(I had some cute clip art in the draft form but there's no such thing as free anymore. Hence, the unusual spacing.)
About three years ago, I leaned across my dining table to reach something and a searing pain cut across my midriff.
Well, I thought, that’s a weird place for a cramp.
(IMAGINE CLIP ART OF STOMACH PAIN.)
It happened again a few times, always when bending over. The fact that it was horizontal pain and obviously not muscular intrigued me.
When my annual Medicare wellness exam arrived, I mentioned it off-handedly to my doctor. She expressed concern but we went no farther as she is limited as to what is covered in the Medicare wellness protocol.
And that’s when a series of frustrating events began which served only to reinforce my aversion of doctors and hospitals.
My primary care doctor, whom I trust and admire because she puts up with my nonsense, is in a large clinic that accepts Medicare patients. Physicians that accept Medicare patients are rather hard to find in Anchorage.
I tried to get another appointment with my doctor, but the earliest date was too many months in advance , so I took a date and time with another doctor in the clinic. This time it was with an Asian doctor whom I’d seen before. Unfortunately, between his accent and my hearing loss, I simply cannot understand him.
He sent me off for an X-Ray. Later, his interpretation of it noted “large hiatal hernia.” Big deal, I thought. Lots of people have hiatal hernias, wherein the stomach begins to protrude through the hiatal opening in the diaphragm. It was the “large” that I should have paid attention to. I just thought my stomach was over-achieving.
A third doctor got involved and focused on a slight anomaly in my heart and she pestered me mercilessly until I submitted to an echocardiogram, which showed inconclusive results.
(IMAGINE CLIP OF OF MULTIPLE DOCTORS HERE)

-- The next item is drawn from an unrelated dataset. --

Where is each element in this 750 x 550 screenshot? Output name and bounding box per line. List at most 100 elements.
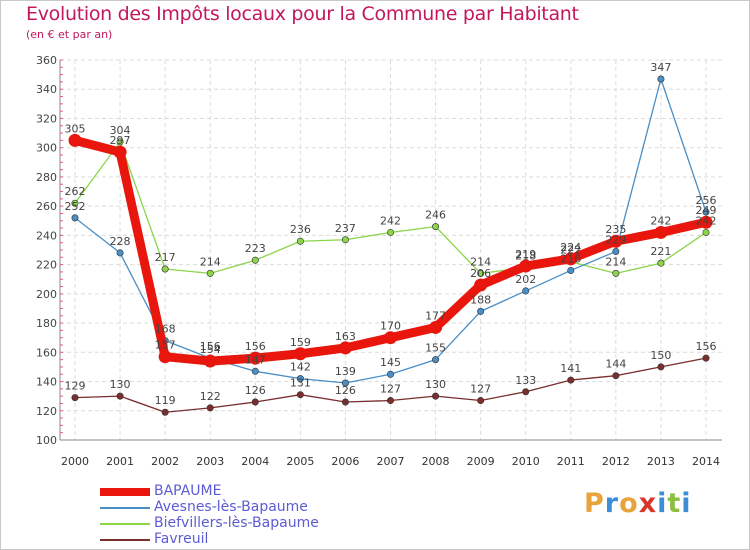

After a couple months of all the doctors and aides going in different directions, I was pissed off and ignored them all. There were too many different doctors involved. Now, that is the mission of that clinic—that a patients can always get medical attention from one of the many doctors. Nice principle, but in practice it is baffling to the patient.
The next spring, I began my 17th year of picking up litter along 40 miles of the Seward Highway and what a concerning wake-up call that was! I got out of breath easily and frequently had a horrific pain near the bottom of my rib cage on the left side--an incapacitating pain. I had to sit down and relax for a while before it went away.
(IMAGINE CLIP ART OF BACK PAIN.)
I have a vivid memory of struggling to reach the end of one day’s route, holding my breath, all abdominal muscles clenched against the pain, and barely making it. What’s more is that the distance I could clean daily was a fraction of what it should have been.
Little by little, I realized that two things brought on that pain: overeating and tightening my abdominal muscles. As for over-eating: guilty, guilty, guilty. The thing is, I never knew how much or how little that amount would be.
I ate much less than usual, as friends can verify, but the pains still came.
Then, my annual wellness exam rolled around again and after further discussion with my primary doctor, I agreed to see a gastroenterologist.
In his office, I described all my symptoms (including how I could make the pain vanish) and handed him a sheaf of test results. He leafed through them as he considered my symptoms, and said, “AHA! You have a large hiatal hernia.”
That, he continued, explained all my symptoms, the pains, the shortness of breath, the elevated red blood cell count, and maybe that slight thing with my heart. He did not put any emphasis on the LARGE, so I continued to think of it as an over-achieving stomach.
“You need surgery,” he said. I told him all my reservations—possible cognitive decline after anesthesia, a weird reaction after a colonoscopy that had me going to the hospital for a CT scan, and NO confidence-inducing hospital experiences. Quite the opposite, in fact.
(IMAGINE CLIP ART OF SURGERY SCENE)
And right then I dug in my heels and they remained dug in for two more years.